PROFITS have plunged at North East property and engineering company Metnor, partly as a result of a loss- making mobile phone venture.

The Newcastle group may have seen pre-tax profits for the year to December 31 drop to £3.1m from £5.4m a year earlier, but chief executive Stephen Rankin is bullish about the year ahead.

He said: “The business is underpinned by the quality and resilience of its core contracting and construction business”. The Killingworth-based company has managed to keep bringing in work despite the widespread property slump and turnover was flat at £84m compared to £86.6m in 2006. Mr Rankin said: “2007 has undoubtedly been a difficult year for the group. The property division performed badly, masking the effects of a strong profit stream from our contracting and construction businesses.”

The company lost £581,000 when it sold its Pandon Bank student accommodation project. Metnor blamed delays in engineering works at the Newcastle city centre site close to the East Coast Main Line and the Central Motorway, together with the withdrawal of the intended operator.
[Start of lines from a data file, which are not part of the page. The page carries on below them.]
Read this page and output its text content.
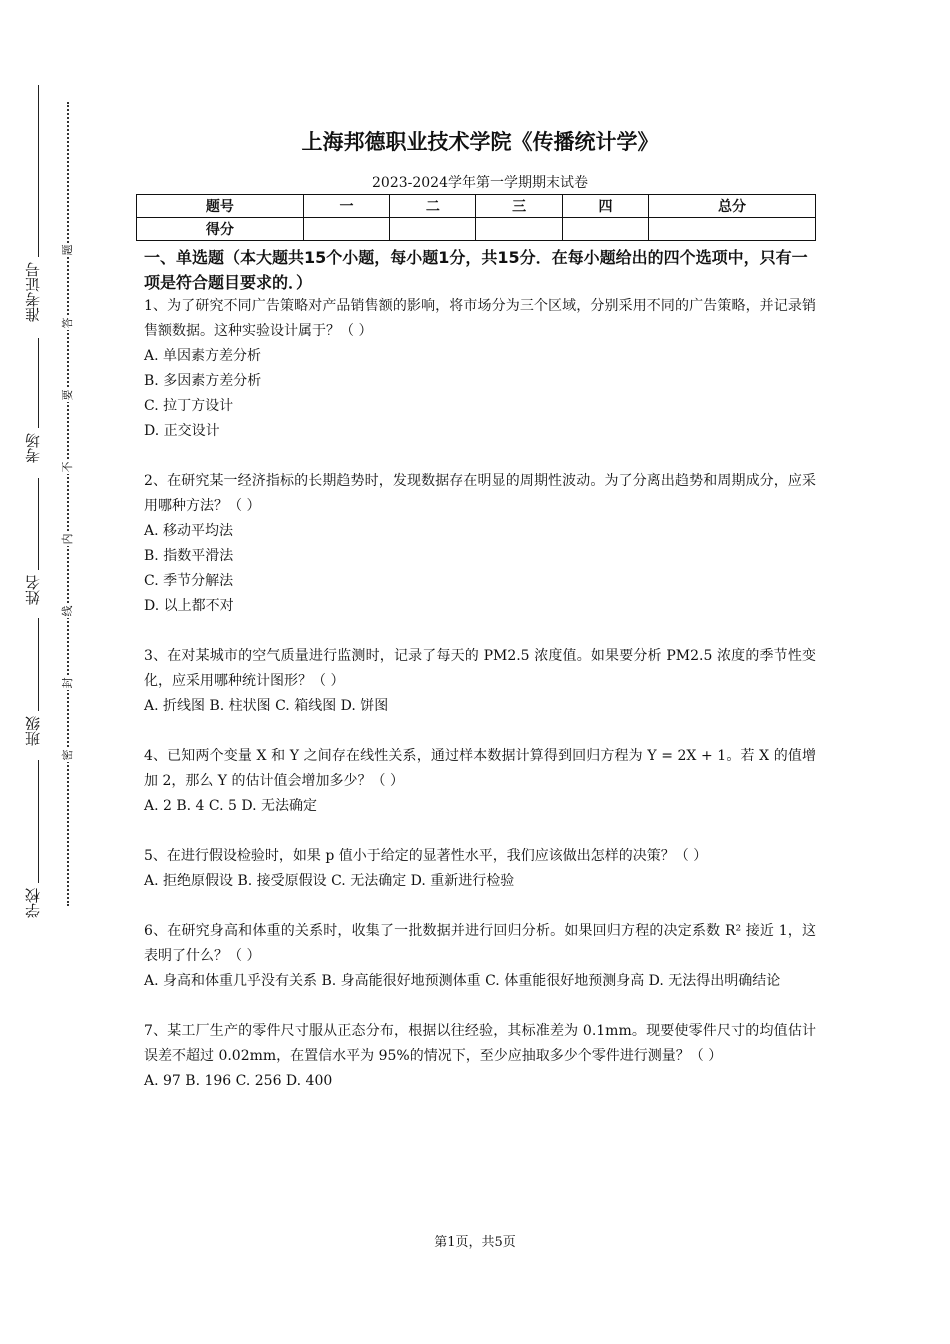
准考证号
考场
姓名
班级
学校
题
答
要
不
内
线
封
密
上海邦德职业技术学院《传播统计学》
2023-2024学年第一学期期末试卷
题号	一	二	三	四	总分
得分					

一、单选题（本大题共15个小题，每小题1分，共15分．在每小题给出的四个选项中，只有一项是符合题目要求的．）

1、为了研究不同广告策略对产品销售额的影响，将市场分为三个区域，分别采用不同的广告策略，并记录销售额数据。这种实验设计属于？（ ）

A. 单因素方差分析

B. 多因素方差分析

C. 拉丁方设计

D. 正交设计

2、在研究某一经济指标的长期趋势时，发现数据存在明显的周期性波动。为了分离出趋势和周期成分，应采用哪种方法？（ ）

A. 移动平均法

B. 指数平滑法

C. 季节分解法

D. 以上都不对

3、在对某城市的空气质量进行监测时，记录了每天的 PM2.5 浓度值。如果要分析 PM2.5 浓度的季节性变化，应采用哪种统计图形？（ ）

A. 折线图 B. 柱状图 C. 箱线图 D. 饼图

4、已知两个变量 X 和 Y 之间存在线性关系，通过样本数据计算得到回归方程为 Y = 2X + 1。若 X 的值增加 2，那么 Y 的估计值会增加多少？（ ）

A. 2 B. 4 C. 5 D. 无法确定

5、在进行假设检验时，如果 p 值小于给定的显著性水平，我们应该做出怎样的决策？（ ）

A. 拒绝原假设 B. 接受原假设 C. 无法确定 D. 重新进行检验

6、在研究身高和体重的关系时，收集了一批数据并进行回归分析。如果回归方程的决定系数 R² 接近 1，这表明了什么？（ ）

A. 身高和体重几乎没有关系 B. 身高能很好地预测体重 C. 体重能很好地预测身高 D. 无法得出明确结论

7、某工厂生产的零件尺寸服从正态分布，根据以往经验，其标准差为 0.1mm。现要使零件尺寸的均值估计误差不超过 0.02mm，在置信水平为 95%的情况下，至少应抽取多少个零件进行测量？（ ）

A. 97 B. 196 C. 256 D. 400

第1页，共5页
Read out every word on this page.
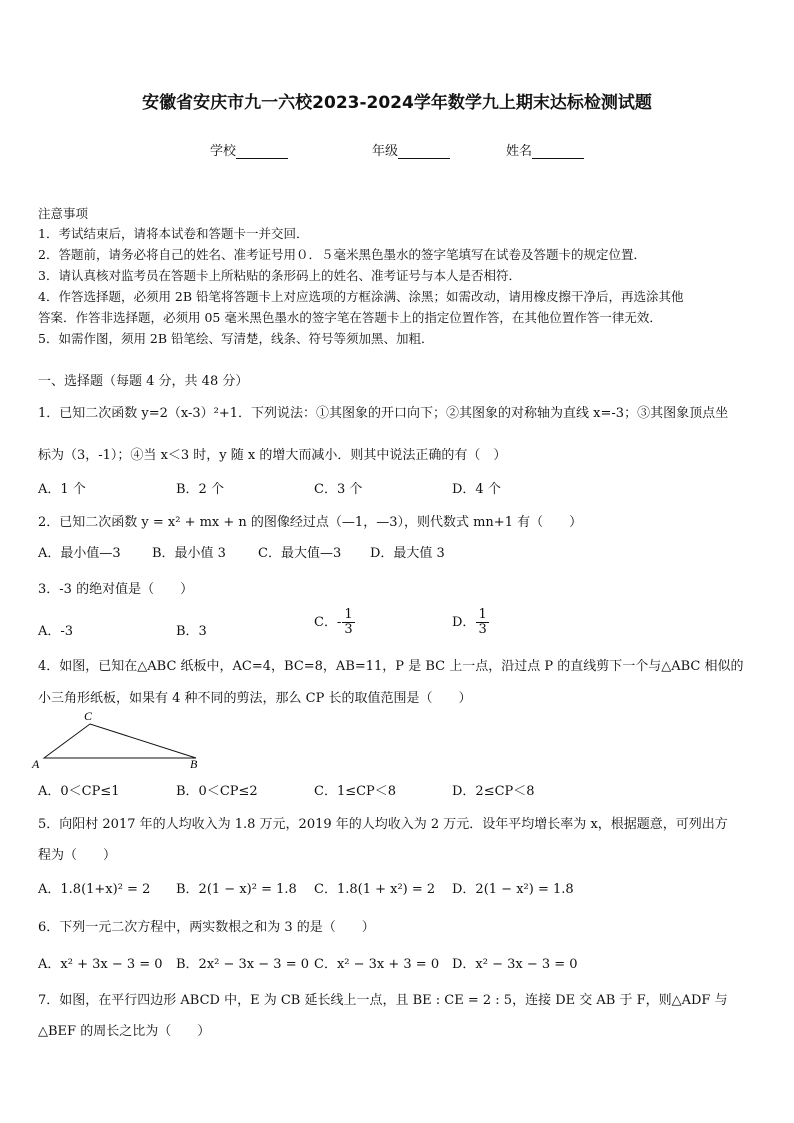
安徽省安庆市九一六校2023-2024学年数学九上期末达标检测试题
学校	年级	姓名
注意事项
1．考试结束后，请将本试卷和答题卡一并交回．
2．答题前，请务必将自己的姓名、准考证号用０．５毫米黑色墨水的签字笔填写在试卷及答题卡的规定位置．
3．请认真核对监考员在答题卡上所粘贴的条形码上的姓名、准考证号与本人是否相符．
4．作答选择题，必须用 2B 铅笔将答题卡上对应选项的方框涂满、涂黑；如需改动，请用橡皮擦干净后，再选涂其他
答案．作答非选择题，必须用 05 毫米黑色墨水的签字笔在答题卡上的指定位置作答，在其他位置作答一律无效．
5．如需作图，须用 2B 铅笔绘、写清楚，线条、符号等须加黑、加粗．
一、选择题（每题 4 分，共 48 分）
1．已知二次函数 y=2（x-3）²+1．下列说法：①其图象的开口向下；②其图象的对称轴为直线 x=-3；③其图象顶点坐
标为（3，-1）；④当 x＜3 时，y 随 x 的增大而减小．则其中说法正确的有（　）
A．1 个	B．2 个	C．3 个	D．4 个
2．已知二次函数 y = x² + mx + n 的图像经过点（—1，—3），则代数式 mn+1 有（　　）
A．最小值—3 B．最小值 3 C．最大值—3 D．最大值 3
3．-3 的绝对值是（　　）
A．-3	B．3
C．- $\frac{1}{3}$	D． $\frac{1}{3}$
4．如图，已知在△ABC 纸板中，AC=4，BC=8，AB=11，P 是 BC 上一点，沿过点 P 的直线剪下一个与△ABC 相似的
小三角形纸板，如果有 4 种不同的剪法，那么 CP 长的取值范围是（　　）
A
C
B
A．0＜CP≤1	B．0＜CP≤2	C．1≤CP＜8	D．2≤CP＜8
5．向阳村 2017 年的人均收入为 1.8 万元，2019 年的人均收入为 2 万元．设年平均增长率为 x，根据题意，可列出方
程为（　　）
A．1.8(1+x)² = 2 B．2(1 − x)² = 1.8 C．1.8(1 + x²) = 2 D．2(1 − x²) = 1.8
6．下列一元二次方程中，两实数根之和为 3 的是（　　）
A．x² + 3x − 3 = 0 B．2x² − 3x − 3 = 0 C．x² − 3x + 3 = 0 D．x² − 3x − 3 = 0
7．如图，在平行四边形 ABCD 中，E 为 CB 延长线上一点，且 BE : CE = 2 : 5，连接 DE 交 AB 于 F，则△ADF 与
△BEF 的周长之比为（　　）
The company may not have completed any property developments last year but says it is now focused on care homes and student accommodation. It has begun work on a 120-bed care home development in Chelmsford, Essex. In September Metnor recorded a £10m climb in half-year sales, and unveiled plans to double the size of its construction arm by 2009. It said that sales for the six months to June 30 had risen by more than a third to £38.3m. Pre-tax profit in the period rose to £1m from £700,000 last time while the company now has £3m cash in the bank.

It also said that it expects growth to continue, with the construction division alone expected to contribute £60m to group revenues in two years’ time.
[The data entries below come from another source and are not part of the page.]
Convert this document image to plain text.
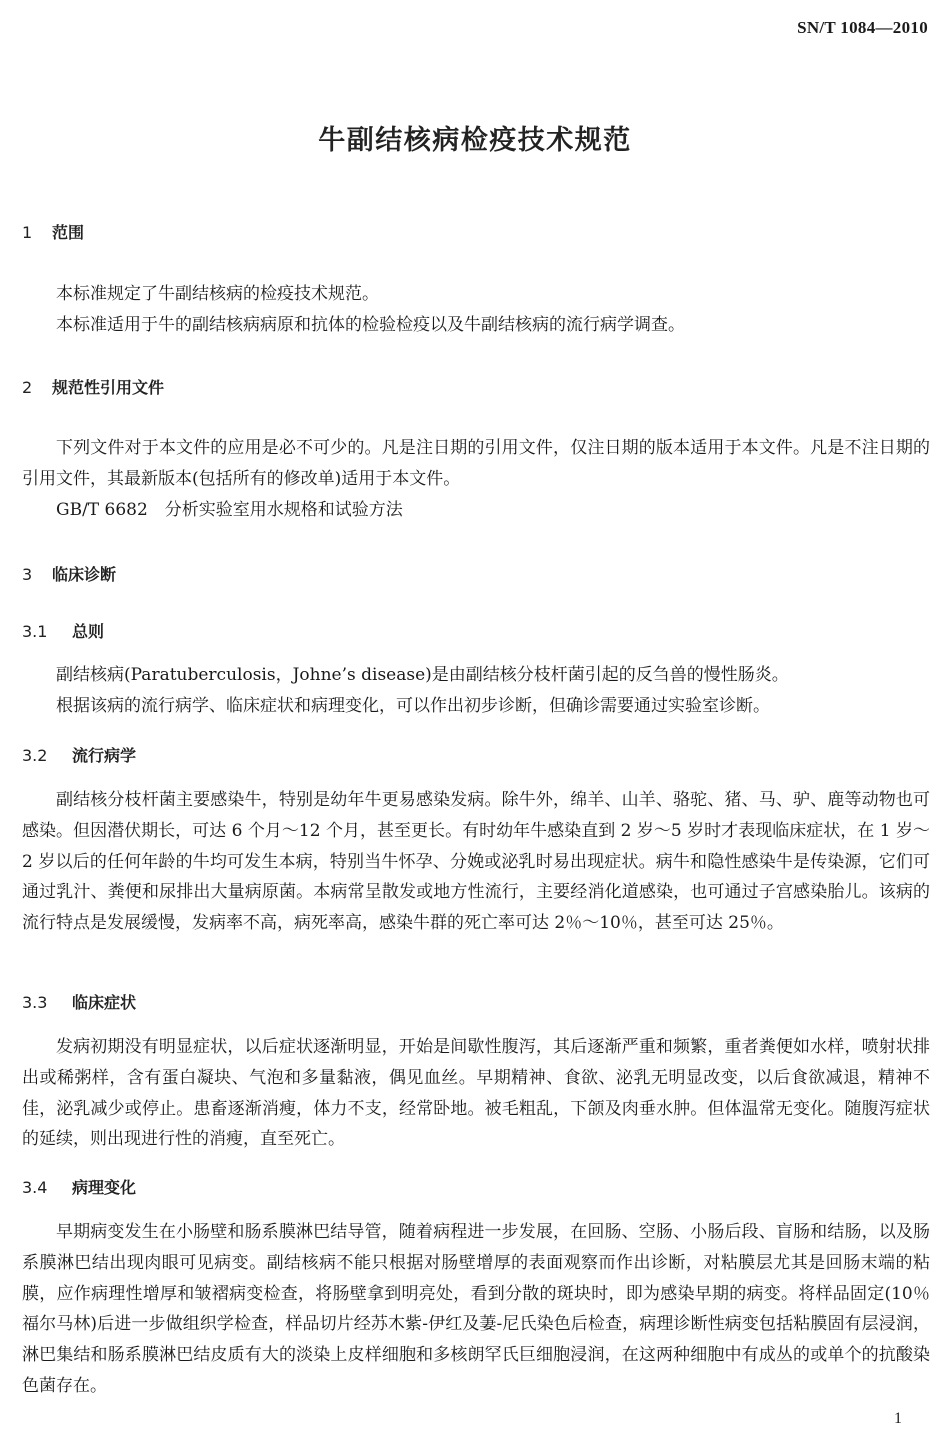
SN/T 1084—2010
牛副结核病检疫技术规范
1 范围

本标准规定了牛副结核病的检疫技术规范。

本标准适用于牛的副结核病病原和抗体的检验检疫以及牛副结核病的流行病学调查。

2 规范性引用文件

下列文件对于本文件的应用是必不可少的。凡是注日期的引用文件，仅注日期的版本适用于本文件。凡是不注日期的引用文件，其最新版本(包括所有的修改单)适用于本文件。

GB/T 6682　分析实验室用水规格和试验方法

3 临床诊断
3.1 总则

副结核病(Paratuberculosis，Johne’s disease)是由副结核分枝杆菌引起的反刍兽的慢性肠炎。

根据该病的流行病学、临床症状和病理变化，可以作出初步诊断，但确诊需要通过实验室诊断。

3.2 流行病学

副结核分枝杆菌主要感染牛，特别是幼年牛更易感染发病。除牛外，绵羊、山羊、骆驼、猪、马、驴、鹿等动物也可感染。但因潜伏期长，可达 6 个月～12 个月，甚至更长。有时幼年牛感染直到 2 岁～5 岁时才表现临床症状，在 1 岁～2 岁以后的任何年龄的牛均可发生本病，特别当牛怀孕、分娩或泌乳时易出现症状。病牛和隐性感染牛是传染源，它们可通过乳汁、粪便和尿排出大量病原菌。本病常呈散发或地方性流行，主要经消化道感染，也可通过子宫感染胎儿。该病的流行特点是发展缓慢，发病率不高，病死率高，感染牛群的死亡率可达 2％～10％，甚至可达 25％。

3.3 临床症状

发病初期没有明显症状，以后症状逐渐明显，开始是间歇性腹泻，其后逐渐严重和频繁，重者粪便如水样，喷射状排出或稀粥样，含有蛋白凝块、气泡和多量黏液，偶见血丝。早期精神、食欲、泌乳无明显改变，以后食欲减退，精神不佳，泌乳减少或停止。患畜逐渐消瘦，体力不支，经常卧地。被毛粗乱，下颌及肉垂水肿。但体温常无变化。随腹泻症状的延续，则出现进行性的消瘦，直至死亡。

3.4 病理变化

早期病变发生在小肠壁和肠系膜淋巴结导管，随着病程进一步发展，在回肠、空肠、小肠后段、盲肠和结肠，以及肠系膜淋巴结出现肉眼可见病变。副结核病不能只根据对肠壁增厚的表面观察而作出诊断，对粘膜层尤其是回肠末端的粘膜，应作病理性增厚和皱褶病变检查，将肠壁拿到明亮处，看到分散的斑块时，即为感染早期的病变。将样品固定(10％福尔马林)后进一步做组织学检查，样品切片经苏木紫-伊红及萋-尼氏染色后检查，病理诊断性病变包括粘膜固有层浸润，淋巴集结和肠系膜淋巴结皮质有大的淡染上皮样细胞和多核朗罕氏巨细胞浸润，在这两种细胞中有成丛的或单个的抗酸染色菌存在。

1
And managers said that the group’s overall prospects look very positive, with the property development arm having a five-year, £150m pipeline of projects lined up.
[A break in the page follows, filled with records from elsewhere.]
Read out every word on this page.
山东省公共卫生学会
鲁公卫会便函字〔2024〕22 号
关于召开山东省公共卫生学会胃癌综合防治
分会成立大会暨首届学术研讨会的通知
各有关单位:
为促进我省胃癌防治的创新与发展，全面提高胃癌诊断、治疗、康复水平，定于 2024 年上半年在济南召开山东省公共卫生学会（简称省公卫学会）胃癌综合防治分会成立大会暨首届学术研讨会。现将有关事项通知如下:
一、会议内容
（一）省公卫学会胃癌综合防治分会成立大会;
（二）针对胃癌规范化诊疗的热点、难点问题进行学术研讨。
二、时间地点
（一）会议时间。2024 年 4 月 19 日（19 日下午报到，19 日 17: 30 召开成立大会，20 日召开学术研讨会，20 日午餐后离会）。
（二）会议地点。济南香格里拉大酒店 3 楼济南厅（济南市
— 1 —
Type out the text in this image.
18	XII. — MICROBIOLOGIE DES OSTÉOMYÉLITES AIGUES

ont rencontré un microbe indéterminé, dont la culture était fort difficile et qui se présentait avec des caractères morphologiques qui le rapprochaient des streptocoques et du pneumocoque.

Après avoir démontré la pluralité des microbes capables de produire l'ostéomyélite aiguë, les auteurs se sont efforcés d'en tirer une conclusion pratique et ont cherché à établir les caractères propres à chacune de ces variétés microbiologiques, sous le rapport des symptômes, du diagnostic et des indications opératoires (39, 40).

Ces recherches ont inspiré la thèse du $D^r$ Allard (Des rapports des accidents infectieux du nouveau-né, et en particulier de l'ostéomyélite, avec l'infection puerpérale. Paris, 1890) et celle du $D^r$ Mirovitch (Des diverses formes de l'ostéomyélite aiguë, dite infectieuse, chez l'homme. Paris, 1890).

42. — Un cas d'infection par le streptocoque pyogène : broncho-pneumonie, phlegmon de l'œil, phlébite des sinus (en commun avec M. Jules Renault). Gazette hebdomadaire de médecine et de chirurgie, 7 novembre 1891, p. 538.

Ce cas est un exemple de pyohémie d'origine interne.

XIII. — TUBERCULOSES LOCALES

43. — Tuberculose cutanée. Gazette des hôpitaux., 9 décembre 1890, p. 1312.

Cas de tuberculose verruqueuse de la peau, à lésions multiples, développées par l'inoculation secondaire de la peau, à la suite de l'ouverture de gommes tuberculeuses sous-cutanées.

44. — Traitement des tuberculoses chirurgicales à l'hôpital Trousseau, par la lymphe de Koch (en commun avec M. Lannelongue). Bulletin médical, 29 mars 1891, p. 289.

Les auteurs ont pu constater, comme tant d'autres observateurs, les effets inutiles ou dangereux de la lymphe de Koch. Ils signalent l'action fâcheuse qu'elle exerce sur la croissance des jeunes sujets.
And on October 31 last year Metnor closed its mobile phone network subsidiary Metnor Infrastructure Services meaning a one-off loss of £493,000. Mr Rankin said: “Unfortunately, as expenditure on the mobile phone networks in the UK has dwindled, it has proved increasingly difficult to generate the volumes of work from the mobile network operators to cover costs.”

The company’s share price has fallen from a high of 364p in late 2006 to currently stand at 145p, but the chief executive and a group of other main shareholders, including his brothers and their wives, are looking to increase their stake. Early next month at an extraordinary general meeting the group – which comprises Stephen Rankin, his wife Kim, John Rankin, 49, and wife Hazel and Allan Rankin, 47, and wife Claire – will seek permission to increase its shareholding. As the group own over 30% of the shares they are asking shareholders to allow them to buy more without having to make a formal bid for the company.